I don't
celebrate Christmas. I suppose I could be said to observe it: since the early '80s, I don't think I've missed a December 25 family gathering, but thematically they have zero Christianity.
I don't
celebrate Hanukkah, and I consider it a kind of fake-y holiday, puffed up over
the last century, in the US especially, as an alternative Christmas (or
Christmas Lite) to help Jewish parents keep their offspring from being tempted
into the more commodified Christian camp.
I don't
celebrate the various attempts to revive solstice-based pagan festivals.
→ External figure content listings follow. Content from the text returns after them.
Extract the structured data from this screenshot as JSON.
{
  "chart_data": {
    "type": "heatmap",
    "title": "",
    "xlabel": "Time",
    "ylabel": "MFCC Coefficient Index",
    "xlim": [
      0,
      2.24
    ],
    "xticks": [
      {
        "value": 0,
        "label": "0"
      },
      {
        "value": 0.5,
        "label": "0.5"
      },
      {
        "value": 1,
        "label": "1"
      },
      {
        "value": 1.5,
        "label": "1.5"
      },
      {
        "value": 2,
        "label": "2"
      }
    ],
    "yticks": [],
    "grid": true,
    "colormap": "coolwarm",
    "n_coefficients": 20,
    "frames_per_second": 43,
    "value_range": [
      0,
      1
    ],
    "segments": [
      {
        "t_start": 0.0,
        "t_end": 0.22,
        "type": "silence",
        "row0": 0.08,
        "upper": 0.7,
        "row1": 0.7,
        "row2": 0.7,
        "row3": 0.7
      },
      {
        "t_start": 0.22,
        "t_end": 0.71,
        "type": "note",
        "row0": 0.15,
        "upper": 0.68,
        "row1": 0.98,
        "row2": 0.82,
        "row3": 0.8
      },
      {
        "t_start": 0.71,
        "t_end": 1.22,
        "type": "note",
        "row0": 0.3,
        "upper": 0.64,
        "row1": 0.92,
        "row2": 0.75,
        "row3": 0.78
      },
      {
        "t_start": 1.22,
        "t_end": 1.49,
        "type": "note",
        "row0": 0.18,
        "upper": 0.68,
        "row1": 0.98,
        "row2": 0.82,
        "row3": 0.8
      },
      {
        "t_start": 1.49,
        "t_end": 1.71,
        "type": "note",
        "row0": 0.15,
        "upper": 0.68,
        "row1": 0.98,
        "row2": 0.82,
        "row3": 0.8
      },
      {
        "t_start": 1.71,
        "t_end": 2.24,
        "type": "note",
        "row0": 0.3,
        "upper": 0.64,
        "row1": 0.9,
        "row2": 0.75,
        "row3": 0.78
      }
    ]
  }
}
True,
the originals gave rise to all of the religious yearend observances, but since
Kepler, Copernicus and Galileo we know the cycle of seasons is lawful and its
recurrence doesn't require a lot of hoopla.
I don't
celebrate Kwanzaa for a number of reasons. While I am of African descent (we all
are—it's where humanity came from, after all), I am not part of the more recent
African diaspora the holiday is intended for. And I'm not much on single day
rituals myself; ones that last seven are definitely tl;do (too long; didn't
observe). Mostly, though, I came up in the '60s and find it hard to warm up to
any project of Ron Karenga's. I remember John Huggins and Bunchy Carter.
(Still, you
have to give Karenga some credit. It's no small feat to make up a holiday
celebrated by millions and observed by the US Postal Service with a fresh
release of new Kwanzaa stamps every year.)
Yet I
prefer not to be left out of the seasonal festivities entirely. And by great
good fortune, it happens that Chairman Mao was born on December 26 (in 1893). Hence
Maosday, a splendid holiday for proletarians of all nations. A celebration of revolutionary history and struggle.
We can simply
emulate the Christian clerics who over the last two millennia appropriated all
manner of practices from previous winter festivals—trees from Scandinavia,
carols from the British Isles, feasting and partying from pretty much
everywhere, like the Roman Saturnalia. &c.
In fact,
the 26th is already, in Britain and many of its former colonies, a
holiday with a slight working class flavor, Boxing Day. Its origins are
appropriately secular. Since the aristocracy and the wealthy required,
obviously, all their servants around them on Christmas Day, cooking, cleaning,
butling and so on, the Downstairs folk were not permitted to be with their
families until the next day. Then they would be sent home with boxes containing
small gifts and perhaps some nice leftovers from the Christmas feast.
Come the
revolution, the switchover should be fairly easy. Christmas becomes Maosday
Eve, a lesser holiday which people can observe as they see fit, and most of the
good shit happens on the 26th. The dichromatic red and green color
scheme is broadened by the addition of black and/or yellow. And anyone playing
"The Little Drummer Boy"--live or recorded--where other persons are forced to hear it
without previously granting permission faces re-education.
Maosday!
I can't
wait.
So I'm not.
Yesterday I decorated my first ever official Maosday tree.
2 comments:
We certainly agree about "the little drummer boy," my family used to torture me with it (in good humor, of course.)
Among the most repeated teachings of the Great Idealist ("Nothing is hard …if you dare to scale the heights") we also learn the Mass Line, from the masses to the masses. "The masses are the real heroes, while we ourselves are often childish and ignorant, and without this understanding, it is impossible to acquire even the most rudimentary knowledge." Or, in other word, Celebrate Kwanzaa, despite Ronald McKinley Everett's role as a police agent.